Having an emergency fund means you won’t have to be financially reliant on others in times of crisis. You won’t need to borrow from friends, family, or financial institutions, which can help maintain your independence and financial health.


How to Start an Emergency Fund


1. Set a Goal

First, figure out how much you need to save. You can start by using a budget planning spreadsheet to calculate your monthly expenses. Make sure to include your rent or mortgage, utilities, groceries, and any other necessities, and multiply by the number of months you want to cover.

You can check out this video we made on how to use a budget spreadsheet.


2. Keep Your Funds in a Separate Account

Next, you’ll want to keep your emergency fund separate from your regular checking or savings account. Much like the concept of "out of sight, out of mind," the goal of this is to keep you from succumbing to the temptation to spend the money on non-emergency expenses.


Hand putting money into an isolated jar.

A smart way to store your money is in low-risk, highly liquid investments such as money market funds like TNG Go+, StashAway Simple, or Versa Cash. These offer daily returns to help your emergency fund grow over time.


3. Start Small and Be consistent

If the idea of saving several months’ worth of expenses seems daunting, start small. Instead, set a realistic initial goal, like RM1000, and gradually increase your contributions as your budget allows. Reaching your savings milestones will give you a positive boost of momentum and keep you on track with your savings. 


Set up automatic transfers from your main account to your emergency fund. This way, you’re consistently saving without having to think about it.


4. Use Windfalls Wisely

Unexpected windfalls like tax refunds, bonuses, or gifts can provide a substantial boost to your emergency fund. Rather than spending them impulsively, prioritise depositing these funds directly into your emergency savings to strengthen your financial safety net.

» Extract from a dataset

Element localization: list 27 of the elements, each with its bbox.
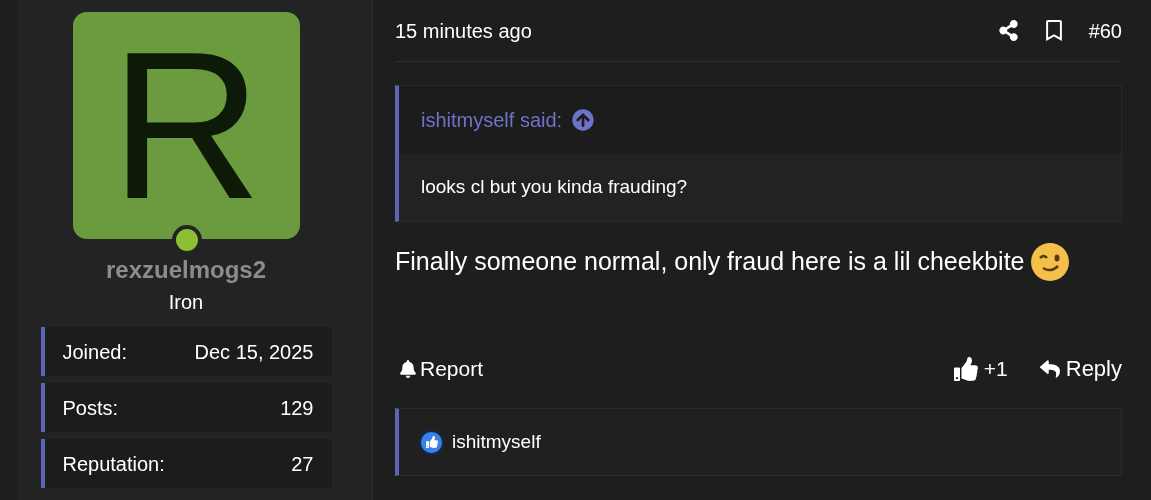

5. Review and Adjust Your Contributions

Periodically review your emergency fund to make sure it’s still sufficient for your needs. As your life circumstances change—like getting a raise, moving, or starting a family—you may need to adjust your savings goal. Eventually, when you’ve saved up enough, you can start redirecting your cash into investments


6. Maintain Your Emergency Fund

Maintaining a healthy emergency fund is a cornerstone of sound financial planning. Remember that your emergency fund should only be for real emergencies and not for “emergencies” like buying a new phone or going on an unplanned trip. It’s also a good habit to always replenish what you use. If you do need to dip into your emergency fund, make it a priority to replenish what you used as soon as possible. This will ensure that you’re prepared for any future emergencies.


Conclusion

Starting and maintaining an emergency fund might seem challenging at first, but when you start setting attainable milestones, it’s a lot easier to follow through so you can build a solid financial safety net for yourself. While you can’t predict the future, you can definitely prepare yourself for it. By taking the necessary steps to build an emergency fund, you’re also investing in your peace of mind. So start small, and stay consistent, and you’ll be ready for whatever life throws your way.